New York lawmakers lessen harsh drug laws
ALBANY, N.Y. - State lawmakers voted Tuesday to scale back some mandatory sentences under New York's infamously harsh drug laws, which could send a person to prison for life for possessing just a few ounces of heroin or cocaine.
Among the reforms would be to change the current maximum sentence of 15 to 25 years to life to a sentence of eight years to 20 years, making offenders eligible for release in less than seven years. They currently have to serve the minimum of at least 15 years.
The proposal would also eliminate the maximum term of life for the most serious offenses.
Air Force Academy blamed for sexual assault scandal
WASHINGTON (AP) - The Pentagon's inspector general says a series of commanders at the Air Force Academy failed to recognize and deal with reports of sexual assaults against female cadets on campus, officials said Tuesday.
"We conclude that the overall root cause of the sexual assault problems at the Air Force Academy was the 'failure of successive chains of command over the past 10 years to acknowledge the severity of the problem,'" Inspector General Joseph E. Schmitz wrote in a Dec. 3 memo to Defense Secretary Donald H. Rumsfeld, quoting his own report.

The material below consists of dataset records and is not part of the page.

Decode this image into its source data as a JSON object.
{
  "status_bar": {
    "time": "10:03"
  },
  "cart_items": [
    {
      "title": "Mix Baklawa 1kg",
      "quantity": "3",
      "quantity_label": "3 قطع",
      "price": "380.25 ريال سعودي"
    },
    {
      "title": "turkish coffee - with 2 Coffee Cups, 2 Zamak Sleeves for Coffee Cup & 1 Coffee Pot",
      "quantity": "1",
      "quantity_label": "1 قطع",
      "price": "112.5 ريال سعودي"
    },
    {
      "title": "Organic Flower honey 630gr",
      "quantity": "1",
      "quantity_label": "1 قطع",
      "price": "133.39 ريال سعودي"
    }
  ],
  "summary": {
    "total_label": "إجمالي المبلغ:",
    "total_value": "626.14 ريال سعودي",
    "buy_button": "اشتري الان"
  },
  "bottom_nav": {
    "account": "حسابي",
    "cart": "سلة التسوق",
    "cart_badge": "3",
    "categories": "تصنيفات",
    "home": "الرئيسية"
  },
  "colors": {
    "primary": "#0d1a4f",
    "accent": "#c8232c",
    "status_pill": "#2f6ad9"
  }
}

UN shows little progress in battling world hunger
ROME - The number of hungry people in the world has hardly budged in the eight years since nations pledged to cut the number in half by 2015, a U.N. agency said Wednesday.
The target of cutting the number of undernourished people in the developing world in half by 2015 is still within reach, the Food and Agriculture Organization said, contending it would cost countries far less than the amount it would gain in extra productivity and income.

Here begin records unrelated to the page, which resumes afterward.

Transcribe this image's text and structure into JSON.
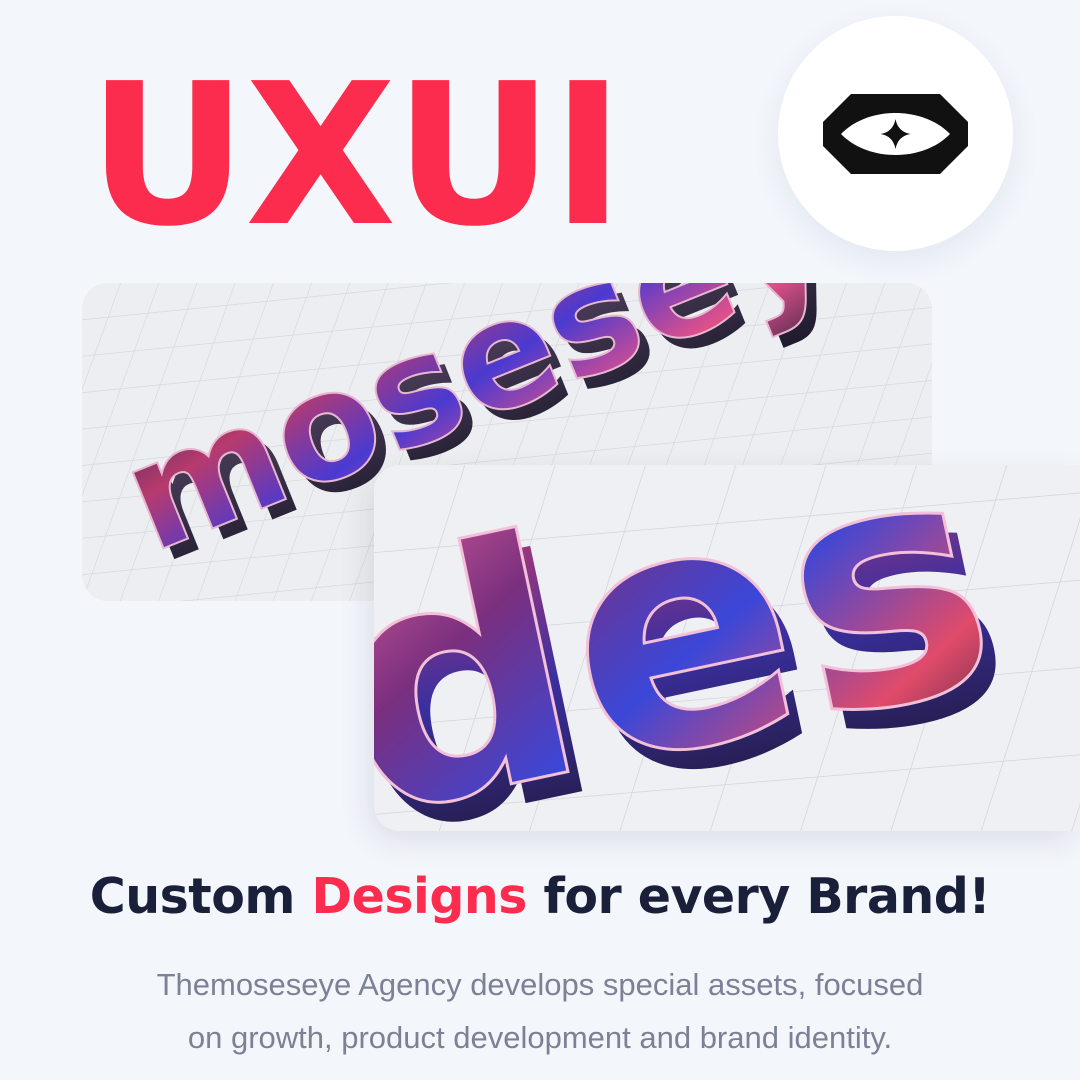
{
  "hero": {
    "title": "UXUI"
  },
  "logo": {
    "icon": "moseseye-logo-icon"
  },
  "cards": {
    "back_image_text": "moseseye",
    "front_image_text": "es"
  },
  "tagline": {
    "part1": "Custom ",
    "highlight": "Designs",
    "part2": " for every Brand!"
  },
  "description": {
    "line1": "Themoseseye Agency develops special assets, focused",
    "line2": "on growth, product development and brand identity."
  },
  "colors": {
    "accent": "#fb2c4d",
    "heading": "#1a1f3a",
    "body_text": "#7d8196",
    "background": "#f3f6fb"
  }
}
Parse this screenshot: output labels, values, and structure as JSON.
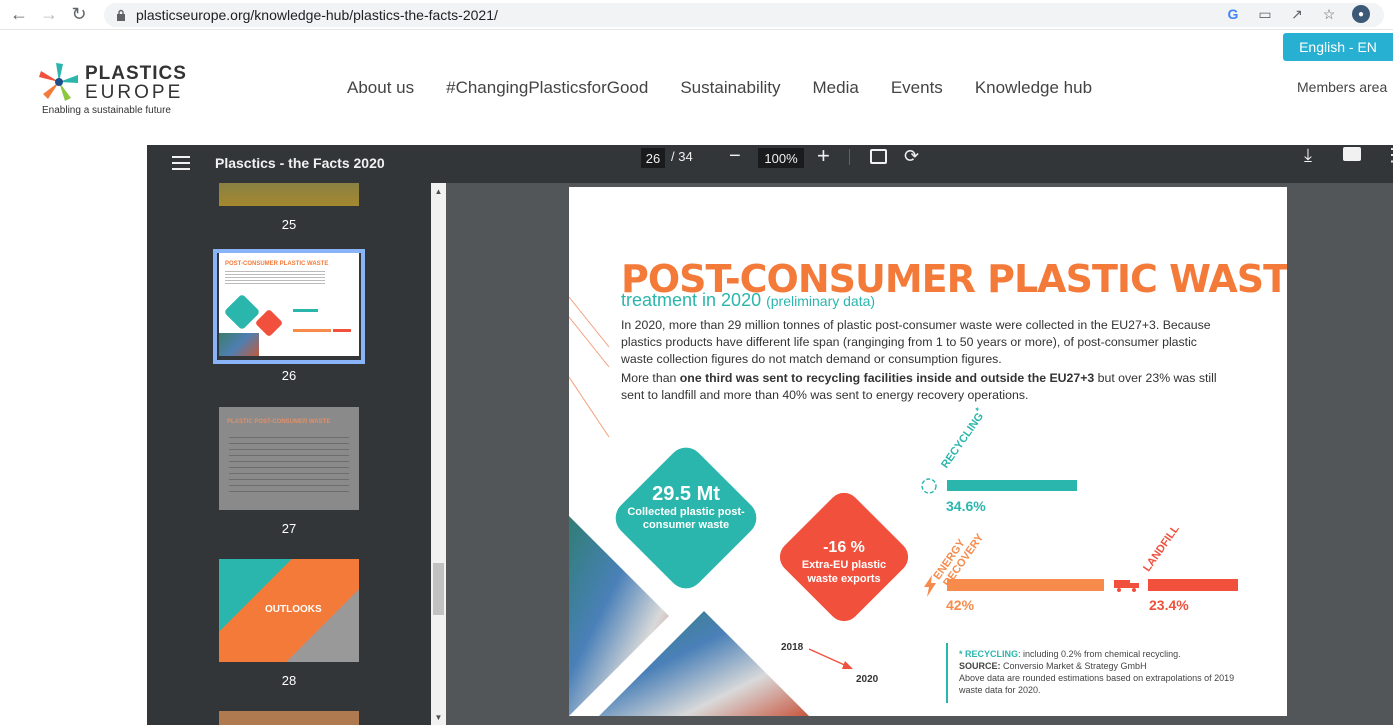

Though the number of hungry people in developing countries fell in the early 1990s, that trend was later reversed.
Neighbors of Iraq accused of not stopping insurgency
BAGHDAD, Iraq (AP) - A top Iraqi official accused the country's neighbors Tuesday of doing too little to stop foreigners from joining the brutal insurgency, while the U.S. combat death toll neared 1,000 with the killing of an American soldier in Baghdad.

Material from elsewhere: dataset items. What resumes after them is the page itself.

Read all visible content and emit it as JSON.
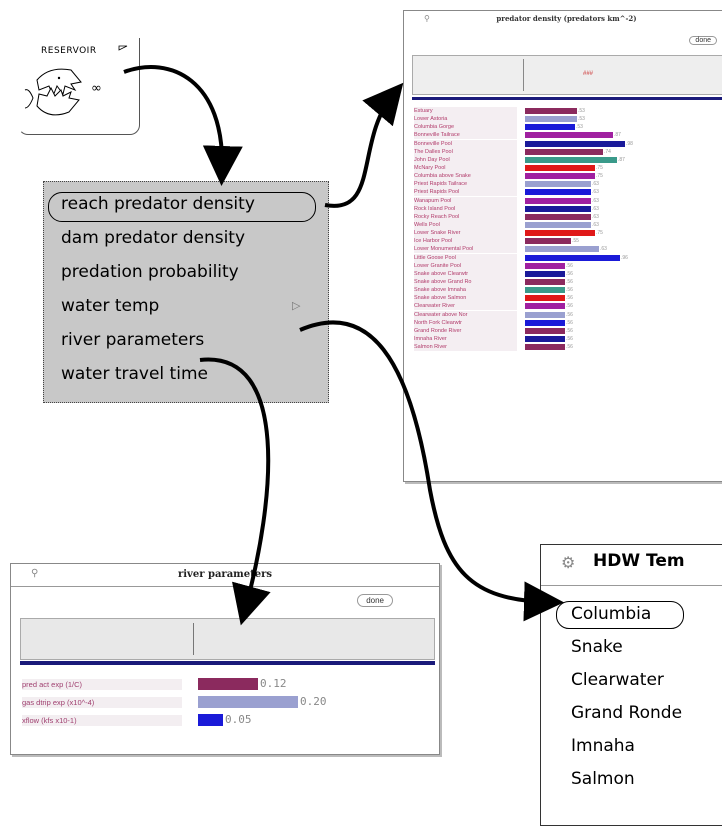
{
  "reservoir": {
    "label": "RESERVOIR",
    "icon": "fish-jaws-icon",
    "symbol": "∞"
  },
  "menu": {
    "items": [
      "reach predator density",
      "dam predator density",
      "predation probability",
      "water temp",
      "river parameters",
      "water travel time"
    ],
    "submenu_arrow": "▷"
  },
  "predator_window": {
    "title": "predator density (predators km^-2)",
    "done_label": "done",
    "column_label": "###",
    "rows": [
      {
        "name": "Estuary",
        "value": 0.52,
        "color": "#8b2a5e",
        "label": ".53"
      },
      {
        "name": "Lower Astoria",
        "value": 0.52,
        "color": "#9aa0d0",
        "label": ".53"
      },
      {
        "name": "Columbia Gorge",
        "value": 0.5,
        "color": "#1a1ad8",
        "label": ".53"
      },
      {
        "name": "Bonneville Tailrace",
        "value": 0.88,
        "color": "#a020a0",
        "label": ".87"
      },
      {
        "name": "Bonneville Pool",
        "value": 1.0,
        "color": "#1a1a9a",
        "label": ".98"
      },
      {
        "name": "The Dalles Pool",
        "value": 0.78,
        "color": "#8b2a5e",
        "label": ".74"
      },
      {
        "name": "John Day Pool",
        "value": 0.92,
        "color": "#3a9a8a",
        "label": ".87"
      },
      {
        "name": "McNary Pool",
        "value": 0.7,
        "color": "#e01818",
        "label": ".75"
      },
      {
        "name": "Columbia above Snake",
        "value": 0.7,
        "color": "#a020a0",
        "label": ".75"
      },
      {
        "name": "Priest Rapids Tailrace",
        "value": 0.66,
        "color": "#9aa0d0",
        "label": ".63"
      },
      {
        "name": "Priest Rapids Pool",
        "value": 0.66,
        "color": "#1a1ad8",
        "label": ".63"
      },
      {
        "name": "Wanapum Pool",
        "value": 0.66,
        "color": "#a020a0",
        "label": ".63"
      },
      {
        "name": "Rock Island Pool",
        "value": 0.66,
        "color": "#1a1a9a",
        "label": ".63"
      },
      {
        "name": "Rocky Reach Pool",
        "value": 0.66,
        "color": "#8b2a5e",
        "label": ".63"
      },
      {
        "name": "Wells Pool",
        "value": 0.66,
        "color": "#9aa0d0",
        "label": ".63"
      },
      {
        "name": "Lower Snake River",
        "value": 0.7,
        "color": "#e01818",
        "label": ".75"
      },
      {
        "name": "Ice Harbor Pool",
        "value": 0.46,
        "color": "#8b2a5e",
        "label": ".55"
      },
      {
        "name": "Lower Monumental Pool",
        "value": 0.74,
        "color": "#9aa0d0",
        "label": ".63"
      },
      {
        "name": "Little Goose Pool",
        "value": 0.95,
        "color": "#1a1ad8",
        "label": ".96"
      },
      {
        "name": "Lower Granite Pool",
        "value": 0.4,
        "color": "#a020a0",
        "label": ".56"
      },
      {
        "name": "Snake above Clearwtr",
        "value": 0.4,
        "color": "#1a1a9a",
        "label": ".56"
      },
      {
        "name": "Snake above Grand Ro",
        "value": 0.4,
        "color": "#8b2a5e",
        "label": ".56"
      },
      {
        "name": "Snake above Imnaha",
        "value": 0.4,
        "color": "#3a9a8a",
        "label": ".56"
      },
      {
        "name": "Snake above Salmon",
        "value": 0.4,
        "color": "#e01818",
        "label": ".56"
      },
      {
        "name": "Clearwater River",
        "value": 0.4,
        "color": "#a020a0",
        "label": ".56"
      },
      {
        "name": "Clearwater above Nor",
        "value": 0.4,
        "color": "#9aa0d0",
        "label": ".56"
      },
      {
        "name": "North Fork Clearwtr",
        "value": 0.4,
        "color": "#1a1ad8",
        "label": ".56"
      },
      {
        "name": "Grand Ronde River",
        "value": 0.4,
        "color": "#8b2a5e",
        "label": ".56"
      },
      {
        "name": "Imnaha River",
        "value": 0.4,
        "color": "#1a1a9a",
        "label": ".56"
      },
      {
        "name": "Salmon River",
        "value": 0.4,
        "color": "#8b2a5e",
        "label": ".56"
      }
    ]
  },
  "river_window": {
    "title": "river parameters",
    "done_label": "done",
    "rows": [
      {
        "name": "pred act exp (1/C)",
        "value": 0.12,
        "label": "0.12",
        "color": "#8b2a5e",
        "fill": 0.6
      },
      {
        "name": "gas dtrip exp (x10^-4)",
        "value": 0.2,
        "label": "0.20",
        "color": "#9aa0d0",
        "fill": 1.0
      },
      {
        "name": "xflow (kfs x10-1)",
        "value": 0.05,
        "label": "0.05",
        "color": "#1a1ad8",
        "fill": 0.25
      }
    ]
  },
  "hdw_window": {
    "title": "HDW Tem",
    "icon": "gear-icon",
    "items": [
      "Columbia",
      "Snake",
      "Clearwater",
      "Grand Ronde",
      "Imnaha",
      "Salmon"
    ]
  }
}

Russian President Vladimir Putin said he "cannot imagine" how Iraq's elections can go forward next month amid the violence.
Egypt agreement could initiate Mideast peace
CAIRO, Egypt (AP) - Egypt reported Tuesday reaching an understanding with Israel, the Palestinians, the United States and Europe for a comprehensive settlement of the Israeli-Palestinian conflict that would include a truce and a peace conference in the American capital next summer. The report by Egypt's state-run news agency, MENA, came amid increased optimism over the peace process after the death of Yasser Arafat.